For young children, the line between what they hope is true and what they know is true can blur. This is probably a gradual process for most, but for me it came all at once, with a painful splash.

When I turned 5, I began kindergarten and my mom enrolled in college. Among the benefits to me was better access to recreational classes, like swimming. I already loved the water, but lessons made it even better. The pool even had diving boards. One was low, and the other went up forever.

At some point I learned to dive, and began diving off the low board repeatedly. My mom would watch me to my delight, though it must have been boring watching the same moves over and over.

One day I ran to her and told her she’d missed a great dive. She asked if I’d gone off the high diving board. I don’t know what possessed me, but I said, “Yes”. I immediately wished I could take it back. She said something like, “Oh, I missed it.” I don’t know if she prompted me to “do it again”, or if it was my own idea. Either way, for some reason, I thought that if I simply did the deed, my lie would become a truth. And so off I went, wet feet splattering water everywhere, toward the high dive.

My mom must have thought that faced with that prospect of doing anything from that height, I’d own up to my lie. Years later she shared that she had watched me go, thinking that I’d turn around at any moment. She watched as I climbed up the ladder…and up…and up…and got to the diving board, and stood at its edge. And she thought I’d turn around. But I never turned around. I was doing this. I dove off.

That dive was the most painful of my life. I attempted to do a shallow dive, but my chest and legs hit at an angle that made it feel like more of a belly flop. It felt like death by a thousand slaps. I resurfaced quickly but the pain made it hard to catch my breath. Eventually I did catch my breath. I swam over to my mom and confessed that it was actually my first time off the high dive.

It was a good lesson. Sometimes it’s easy to think that if we say things and believe them hard enough, they’ll be true. But it’s good to have a reminder that it doesn’t really work that way.

Pool Jewelry: You can take the girl out of Jersey…

When I was a teenager, it never occurred to me to take my jewelry off before going to the beach or pool. You weren’t dressed without plenty of jewelry and dark black waterproof mascara. Jersey. What can I say?

I carried that tradition well into adulthood. I wore irreplaceable jewelry to beaches and pools everywhere I went. I just got lucky that I left with what I’d come with, and that the pieces weren’t worse for wear. In recent years, though, I’ve been buying inexpensive pieces I consider “pool jewelry” every once in a while. They sparkle and offer the bling factor without damaging the good stuff. They make me so happy!

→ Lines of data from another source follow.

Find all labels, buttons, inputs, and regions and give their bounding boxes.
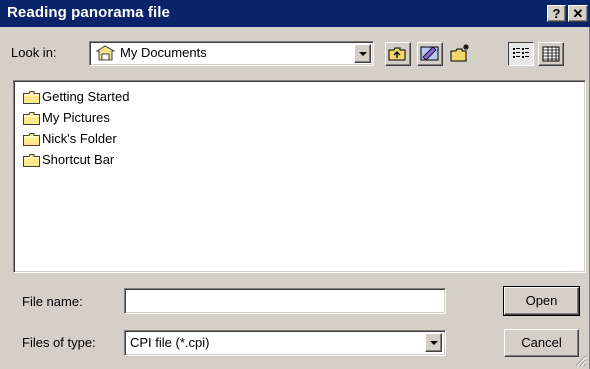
folder-icon bbox=[23, 154, 40, 167]
file-name-input[interactable] bbox=[124, 288, 446, 314]
look-in-dropdown-button[interactable] bbox=[354, 44, 371, 63]
file-name-label: File name: bbox=[22, 294, 83, 309]
list-view-button[interactable] bbox=[508, 42, 534, 66]
details-view-icon bbox=[542, 46, 560, 62]
new-folder-button[interactable] bbox=[448, 42, 474, 66]
list-item-label: My Pictures bbox=[42, 110, 110, 125]
open-button[interactable]: Open bbox=[503, 286, 580, 316]
folder-icon bbox=[23, 112, 40, 125]
title-bar: Reading panorama file ? ✕ bbox=[0, 0, 590, 27]
window-title: Reading panorama file bbox=[7, 4, 170, 21]
close-button[interactable]: ✕ bbox=[568, 5, 588, 22]
folder-icon bbox=[23, 91, 40, 104]
help-button[interactable]: ? bbox=[547, 5, 566, 22]
up-one-level-icon bbox=[388, 47, 406, 61]
desktop-button[interactable] bbox=[417, 42, 443, 66]
file-type-dropdown-button[interactable] bbox=[425, 333, 442, 352]
file-type-combo[interactable]: CPI file (*.cpi) bbox=[124, 330, 446, 356]
list-item-label: Shortcut Bar bbox=[42, 152, 115, 167]
up-one-level-button[interactable] bbox=[385, 42, 411, 66]
folder-icon bbox=[23, 133, 40, 146]
file-type-label: Files of type: bbox=[22, 335, 96, 350]
look-in-label: Look in: bbox=[11, 45, 57, 60]
look-in-value: My Documents bbox=[120, 45, 207, 60]
desktop-icon bbox=[420, 46, 439, 61]
open-file-dialog: Reading panorama file ? ✕ Look in: My Do… bbox=[0, 0, 590, 369]
new-folder-icon bbox=[450, 44, 469, 62]
list-view-icon bbox=[513, 48, 529, 58]
file-type-value: CPI file (*.cpi) bbox=[130, 335, 210, 350]
details-view-button[interactable] bbox=[538, 42, 564, 66]
cancel-button[interactable]: Cancel bbox=[504, 329, 579, 357]
resize-grip-icon[interactable] bbox=[575, 355, 587, 367]
look-in-combo[interactable]: My Documents bbox=[89, 41, 374, 66]
list-item-label: Getting Started bbox=[42, 89, 130, 104]
my-documents-icon bbox=[96, 45, 115, 61]
file-list[interactable] bbox=[13, 80, 586, 273]
list-item-label: Nick's Folder bbox=[42, 131, 117, 146]
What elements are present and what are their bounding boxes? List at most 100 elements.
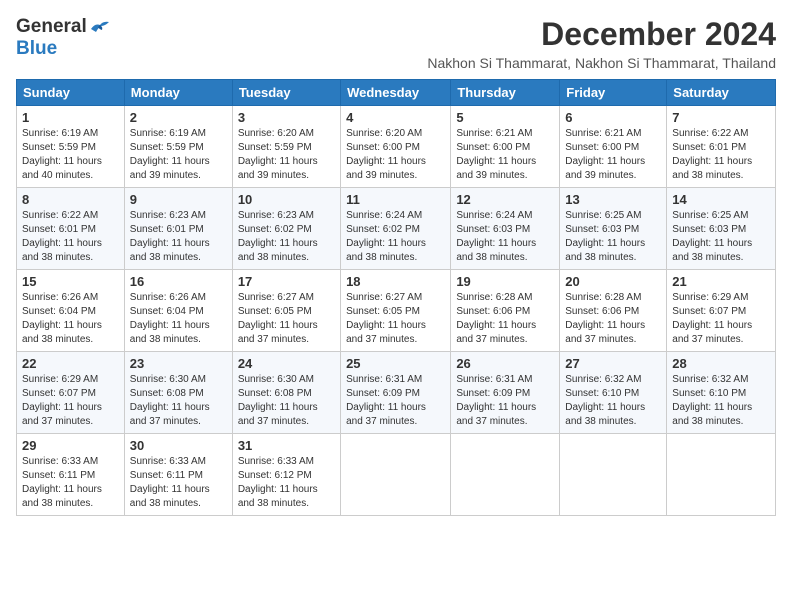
bird-icon	[89, 19, 111, 35]
logo-blue: Blue	[16, 38, 57, 60]
day-info: Sunrise: 6:20 AM Sunset: 6:00 PM Dayligh…	[346, 127, 445, 183]
calendar-cell: 10 Sunrise: 6:23 AM Sunset: 6:02 PM Dayl…	[232, 188, 340, 270]
daylight-label: Daylight: 11 hours and 38 minutes.	[22, 320, 102, 345]
day-info: Sunrise: 6:25 AM Sunset: 6:03 PM Dayligh…	[565, 209, 661, 265]
calendar-week-row: 8 Sunrise: 6:22 AM Sunset: 6:01 PM Dayli…	[17, 188, 776, 270]
daylight-label: Daylight: 11 hours and 37 minutes.	[346, 402, 426, 427]
daylight-label: Daylight: 11 hours and 38 minutes.	[130, 320, 210, 345]
daylight-label: Daylight: 11 hours and 38 minutes.	[22, 238, 102, 263]
calendar-cell	[451, 434, 560, 516]
calendar-cell	[560, 434, 667, 516]
calendar-cell: 19 Sunrise: 6:28 AM Sunset: 6:06 PM Dayl…	[451, 270, 560, 352]
calendar-cell: 12 Sunrise: 6:24 AM Sunset: 6:03 PM Dayl…	[451, 188, 560, 270]
day-info: Sunrise: 6:22 AM Sunset: 6:01 PM Dayligh…	[22, 209, 119, 265]
day-number: 13	[565, 192, 661, 207]
day-number: 26	[456, 356, 554, 371]
calendar-cell: 30 Sunrise: 6:33 AM Sunset: 6:11 PM Dayl…	[124, 434, 232, 516]
day-number: 17	[238, 274, 335, 289]
daylight-label: Daylight: 11 hours and 37 minutes.	[456, 320, 536, 345]
day-info: Sunrise: 6:25 AM Sunset: 6:03 PM Dayligh…	[672, 209, 770, 265]
sunset-label: Sunset: 6:03 PM	[565, 224, 639, 235]
sunrise-label: Sunrise: 6:27 AM	[346, 292, 422, 303]
daylight-label: Daylight: 11 hours and 37 minutes.	[672, 320, 752, 345]
sunset-label: Sunset: 6:07 PM	[672, 306, 746, 317]
sunrise-label: Sunrise: 6:20 AM	[238, 128, 314, 139]
day-info: Sunrise: 6:21 AM Sunset: 6:00 PM Dayligh…	[456, 127, 554, 183]
daylight-label: Daylight: 11 hours and 38 minutes.	[456, 238, 536, 263]
day-info: Sunrise: 6:28 AM Sunset: 6:06 PM Dayligh…	[565, 291, 661, 347]
day-number: 14	[672, 192, 770, 207]
calendar-cell: 18 Sunrise: 6:27 AM Sunset: 6:05 PM Dayl…	[341, 270, 451, 352]
day-number: 3	[238, 110, 335, 125]
calendar-cell: 4 Sunrise: 6:20 AM Sunset: 6:00 PM Dayli…	[341, 106, 451, 188]
sunrise-label: Sunrise: 6:26 AM	[130, 292, 206, 303]
calendar-header-thursday: Thursday	[451, 80, 560, 106]
day-number: 5	[456, 110, 554, 125]
calendar-cell: 25 Sunrise: 6:31 AM Sunset: 6:09 PM Dayl…	[341, 352, 451, 434]
logo-general: General	[16, 16, 87, 38]
sunset-label: Sunset: 5:59 PM	[22, 142, 96, 153]
sunset-label: Sunset: 6:07 PM	[22, 388, 96, 399]
day-info: Sunrise: 6:31 AM Sunset: 6:09 PM Dayligh…	[456, 373, 554, 429]
sunrise-label: Sunrise: 6:33 AM	[238, 456, 314, 467]
daylight-label: Daylight: 11 hours and 38 minutes.	[130, 238, 210, 263]
calendar-header-row: SundayMondayTuesdayWednesdayThursdayFrid…	[17, 80, 776, 106]
sunrise-label: Sunrise: 6:27 AM	[238, 292, 314, 303]
daylight-label: Daylight: 11 hours and 38 minutes.	[672, 156, 752, 181]
day-info: Sunrise: 6:30 AM Sunset: 6:08 PM Dayligh…	[130, 373, 227, 429]
daylight-label: Daylight: 11 hours and 37 minutes.	[238, 320, 318, 345]
day-number: 25	[346, 356, 445, 371]
daylight-label: Daylight: 11 hours and 37 minutes.	[565, 320, 645, 345]
title-block: December 2024 Nakhon Si Thammarat, Nakho…	[427, 16, 776, 71]
calendar-cell: 5 Sunrise: 6:21 AM Sunset: 6:00 PM Dayli…	[451, 106, 560, 188]
sunrise-label: Sunrise: 6:32 AM	[565, 374, 641, 385]
sunset-label: Sunset: 6:09 PM	[346, 388, 420, 399]
sunset-label: Sunset: 6:10 PM	[565, 388, 639, 399]
calendar-cell: 1 Sunrise: 6:19 AM Sunset: 5:59 PM Dayli…	[17, 106, 125, 188]
day-number: 4	[346, 110, 445, 125]
sunset-label: Sunset: 6:06 PM	[456, 306, 530, 317]
sunrise-label: Sunrise: 6:23 AM	[238, 210, 314, 221]
sunset-label: Sunset: 5:59 PM	[130, 142, 204, 153]
day-info: Sunrise: 6:20 AM Sunset: 5:59 PM Dayligh…	[238, 127, 335, 183]
calendar-cell: 31 Sunrise: 6:33 AM Sunset: 6:12 PM Dayl…	[232, 434, 340, 516]
calendar-header-wednesday: Wednesday	[341, 80, 451, 106]
sunrise-label: Sunrise: 6:19 AM	[130, 128, 206, 139]
sunrise-label: Sunrise: 6:30 AM	[130, 374, 206, 385]
calendar-cell: 11 Sunrise: 6:24 AM Sunset: 6:02 PM Dayl…	[341, 188, 451, 270]
calendar-week-row: 22 Sunrise: 6:29 AM Sunset: 6:07 PM Dayl…	[17, 352, 776, 434]
calendar-cell: 16 Sunrise: 6:26 AM Sunset: 6:04 PM Dayl…	[124, 270, 232, 352]
day-number: 30	[130, 438, 227, 453]
sunrise-label: Sunrise: 6:21 AM	[456, 128, 532, 139]
daylight-label: Daylight: 11 hours and 37 minutes.	[130, 402, 210, 427]
day-number: 20	[565, 274, 661, 289]
sunrise-label: Sunrise: 6:28 AM	[456, 292, 532, 303]
day-number: 23	[130, 356, 227, 371]
sunset-label: Sunset: 6:02 PM	[346, 224, 420, 235]
day-info: Sunrise: 6:23 AM Sunset: 6:01 PM Dayligh…	[130, 209, 227, 265]
day-number: 2	[130, 110, 227, 125]
calendar-cell: 15 Sunrise: 6:26 AM Sunset: 6:04 PM Dayl…	[17, 270, 125, 352]
day-info: Sunrise: 6:33 AM Sunset: 6:11 PM Dayligh…	[130, 455, 227, 511]
sunset-label: Sunset: 6:09 PM	[456, 388, 530, 399]
calendar-cell: 7 Sunrise: 6:22 AM Sunset: 6:01 PM Dayli…	[667, 106, 776, 188]
day-number: 21	[672, 274, 770, 289]
calendar-cell: 24 Sunrise: 6:30 AM Sunset: 6:08 PM Dayl…	[232, 352, 340, 434]
daylight-label: Daylight: 11 hours and 37 minutes.	[238, 402, 318, 427]
day-info: Sunrise: 6:27 AM Sunset: 6:05 PM Dayligh…	[346, 291, 445, 347]
daylight-label: Daylight: 11 hours and 38 minutes.	[565, 402, 645, 427]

Why don’t I leave jewelry home altogether? It’s not that I want to look a certain way, or that anyone else cares. I just really enjoy seeing anything sparkling in the sun with the water’s reflection. Nothing looks as good as fingers gliding through the water in front of you with freshly painted nails and glistening rings. It’s a whole experience. The rest of my pool wear is usually pretty toned down. I’m sure no one even notices my pool jewelry, and I like it like that.

My younger self would have been aghast at the thought of separate pool jewelry. That girl believed her life and future pool experiences would resemble the 1980’s Chanel No 5 commercial that bid her “share the fantasy”, a sleek gold-threaded coverup discarded here, a high heel sandal placed just there, a black bathing suit, and perfection all around. I had no idea that the commercial’s director – Ridley Scott – was offering me a fantasy as unlikely to come to fruition as any scene from his Alien films. It all seemed attainable.

One of the pleasures of growing up is that I’m not so wedded to a larger fantasy. It frees me to enjoy experiences for their own qualities instead of their congruency to an overall vision. Sure, I love diamonds, and they have their place. But I can also appreciate crystals that sparkle in the sun in a place that’s shared with others having their own good times. I still do like the idea of that Chanel pool. But I love watching families at Reston pools playing with their children, hearing them giggle and remembering those younger family days in my not-so-distant past. The girl I once was would have grabbed the solitary pool scene any day. The woman I’ve become thinks that might be fun for an afternoon, but it could never be as rich as my real life.